OBJECTIVES To report an ovine model that can be used to evaluate the efficacy of bone substitutes for repair of segmental diaphyseal bone defects. STUDY DESIGN Experimental study. ANIMALS Eleven 2-year-old Pré-Alpes Sheep. METHODS Mid-diaphyseal metatarsal bone defects (25 mm long) were stabilized by a dynamic compression plate over a polymethylmethacrylate (PMMA) cement spacer, and by external coaptation. The PMMA spacer was removed at 6 weeks by incising the encapsulating membrane.

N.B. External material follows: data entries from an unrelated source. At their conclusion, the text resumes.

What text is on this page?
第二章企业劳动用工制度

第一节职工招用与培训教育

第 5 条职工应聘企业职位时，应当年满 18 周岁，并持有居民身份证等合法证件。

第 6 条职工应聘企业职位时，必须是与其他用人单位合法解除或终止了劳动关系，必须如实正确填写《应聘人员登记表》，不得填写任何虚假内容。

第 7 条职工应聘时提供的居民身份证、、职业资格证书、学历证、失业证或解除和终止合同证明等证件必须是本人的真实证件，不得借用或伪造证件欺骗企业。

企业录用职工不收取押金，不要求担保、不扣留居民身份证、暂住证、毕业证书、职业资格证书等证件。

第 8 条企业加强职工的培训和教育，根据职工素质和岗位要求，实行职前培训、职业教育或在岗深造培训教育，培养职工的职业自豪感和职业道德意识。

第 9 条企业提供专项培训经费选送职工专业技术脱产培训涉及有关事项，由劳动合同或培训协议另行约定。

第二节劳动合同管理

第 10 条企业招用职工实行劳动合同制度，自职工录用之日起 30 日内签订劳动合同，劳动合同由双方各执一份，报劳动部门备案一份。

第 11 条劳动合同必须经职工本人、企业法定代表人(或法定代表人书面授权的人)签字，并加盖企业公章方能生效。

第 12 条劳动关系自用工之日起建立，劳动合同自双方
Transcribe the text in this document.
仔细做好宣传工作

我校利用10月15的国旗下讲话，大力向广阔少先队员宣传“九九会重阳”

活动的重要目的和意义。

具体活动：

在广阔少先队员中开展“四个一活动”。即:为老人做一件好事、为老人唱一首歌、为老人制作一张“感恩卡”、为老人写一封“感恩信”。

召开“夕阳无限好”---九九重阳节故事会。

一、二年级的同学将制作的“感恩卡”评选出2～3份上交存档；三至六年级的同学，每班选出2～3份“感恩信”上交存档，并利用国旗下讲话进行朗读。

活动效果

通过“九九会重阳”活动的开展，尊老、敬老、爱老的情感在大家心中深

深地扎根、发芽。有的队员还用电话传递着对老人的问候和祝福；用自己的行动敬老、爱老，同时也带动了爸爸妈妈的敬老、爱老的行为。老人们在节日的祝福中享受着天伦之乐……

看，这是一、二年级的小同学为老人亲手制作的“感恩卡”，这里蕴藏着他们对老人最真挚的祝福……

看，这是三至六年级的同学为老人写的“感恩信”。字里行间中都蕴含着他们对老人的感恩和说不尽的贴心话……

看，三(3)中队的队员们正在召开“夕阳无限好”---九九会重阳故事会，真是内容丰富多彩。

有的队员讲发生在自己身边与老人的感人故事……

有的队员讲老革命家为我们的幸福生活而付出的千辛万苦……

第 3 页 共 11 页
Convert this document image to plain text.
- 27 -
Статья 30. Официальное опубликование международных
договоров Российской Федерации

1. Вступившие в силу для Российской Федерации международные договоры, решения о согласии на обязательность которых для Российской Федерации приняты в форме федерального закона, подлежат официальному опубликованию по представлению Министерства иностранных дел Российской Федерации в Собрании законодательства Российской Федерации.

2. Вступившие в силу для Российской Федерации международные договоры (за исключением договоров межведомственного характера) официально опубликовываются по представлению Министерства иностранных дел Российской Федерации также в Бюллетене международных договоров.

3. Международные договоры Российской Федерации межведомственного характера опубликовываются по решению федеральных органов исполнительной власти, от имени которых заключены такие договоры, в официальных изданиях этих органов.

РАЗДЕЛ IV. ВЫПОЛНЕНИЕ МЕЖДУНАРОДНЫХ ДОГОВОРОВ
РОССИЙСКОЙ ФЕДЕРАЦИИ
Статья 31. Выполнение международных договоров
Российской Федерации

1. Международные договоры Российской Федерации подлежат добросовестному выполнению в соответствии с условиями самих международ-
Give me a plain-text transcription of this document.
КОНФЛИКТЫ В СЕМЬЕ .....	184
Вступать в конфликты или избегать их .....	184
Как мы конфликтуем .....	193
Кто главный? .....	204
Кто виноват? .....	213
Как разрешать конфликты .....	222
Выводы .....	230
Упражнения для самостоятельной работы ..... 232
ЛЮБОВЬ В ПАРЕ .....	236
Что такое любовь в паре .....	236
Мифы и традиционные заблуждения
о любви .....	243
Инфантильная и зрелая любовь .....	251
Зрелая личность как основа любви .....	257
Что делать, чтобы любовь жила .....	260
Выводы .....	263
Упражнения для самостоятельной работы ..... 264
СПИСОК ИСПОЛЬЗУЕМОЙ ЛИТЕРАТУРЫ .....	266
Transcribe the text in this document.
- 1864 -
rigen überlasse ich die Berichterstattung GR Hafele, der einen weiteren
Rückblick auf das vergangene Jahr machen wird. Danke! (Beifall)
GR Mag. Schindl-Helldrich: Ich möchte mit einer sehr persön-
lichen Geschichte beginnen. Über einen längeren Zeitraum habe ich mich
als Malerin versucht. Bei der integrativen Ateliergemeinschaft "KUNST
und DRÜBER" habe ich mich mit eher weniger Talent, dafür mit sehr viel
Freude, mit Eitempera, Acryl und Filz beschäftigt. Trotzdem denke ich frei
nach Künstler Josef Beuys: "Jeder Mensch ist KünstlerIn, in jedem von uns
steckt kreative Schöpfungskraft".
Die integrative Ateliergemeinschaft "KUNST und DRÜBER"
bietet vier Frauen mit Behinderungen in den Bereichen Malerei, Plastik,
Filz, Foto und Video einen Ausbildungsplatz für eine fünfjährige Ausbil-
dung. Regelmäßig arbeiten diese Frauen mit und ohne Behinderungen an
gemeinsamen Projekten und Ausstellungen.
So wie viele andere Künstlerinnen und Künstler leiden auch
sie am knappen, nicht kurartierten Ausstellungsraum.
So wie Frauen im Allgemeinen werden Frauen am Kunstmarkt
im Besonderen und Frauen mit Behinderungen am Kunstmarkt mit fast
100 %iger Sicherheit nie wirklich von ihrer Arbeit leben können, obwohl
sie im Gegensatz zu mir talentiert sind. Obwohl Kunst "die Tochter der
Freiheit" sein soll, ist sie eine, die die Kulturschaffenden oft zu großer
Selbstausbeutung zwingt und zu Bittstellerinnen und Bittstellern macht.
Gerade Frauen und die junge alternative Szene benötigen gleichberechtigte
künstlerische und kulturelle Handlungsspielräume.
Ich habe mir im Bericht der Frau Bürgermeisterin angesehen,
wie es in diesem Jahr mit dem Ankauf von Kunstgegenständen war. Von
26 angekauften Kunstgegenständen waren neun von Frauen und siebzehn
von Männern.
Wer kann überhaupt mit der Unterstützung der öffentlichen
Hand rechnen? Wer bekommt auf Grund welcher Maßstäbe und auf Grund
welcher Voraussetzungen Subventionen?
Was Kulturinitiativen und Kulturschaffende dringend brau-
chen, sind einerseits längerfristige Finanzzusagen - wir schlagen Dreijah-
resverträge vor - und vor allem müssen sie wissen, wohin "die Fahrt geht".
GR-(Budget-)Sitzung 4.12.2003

The defect remained unfilled (Group 1; n=5) or was filled with morselized autologous corticocancellous graft (Group 2; n=6), the membrane sutured closed, and external coaptation applied for 6 months, when healing was evaluated. RESULTS Radiographic, computed tomographic, and histologic examinations at 6 months after the 2nd surgery revealed non-union in ungrafted defects whereas grafted defects showed bone healing. The induced membrane had blood vessels, CBFA1+ cells, and very few macrophages entrapped in a collagenous tissue positive for type I collagen. CONCLUSION This ovine metatarsal defect model resulted in a critical-size defect (non-union) that healed when grafted. The PMMA-induced membrane constrained the graft, was well vascularized, and may have osteogenic properties. CLINICAL RELEVANCE This model may be useful to evaluate new strategies in bone tissue engineering because the PMMA-induced membrane may help confine bone morphogenetic proteins, skeletal stem cells, or other agents to the defect cavity where they could be useful to enhance bone formation.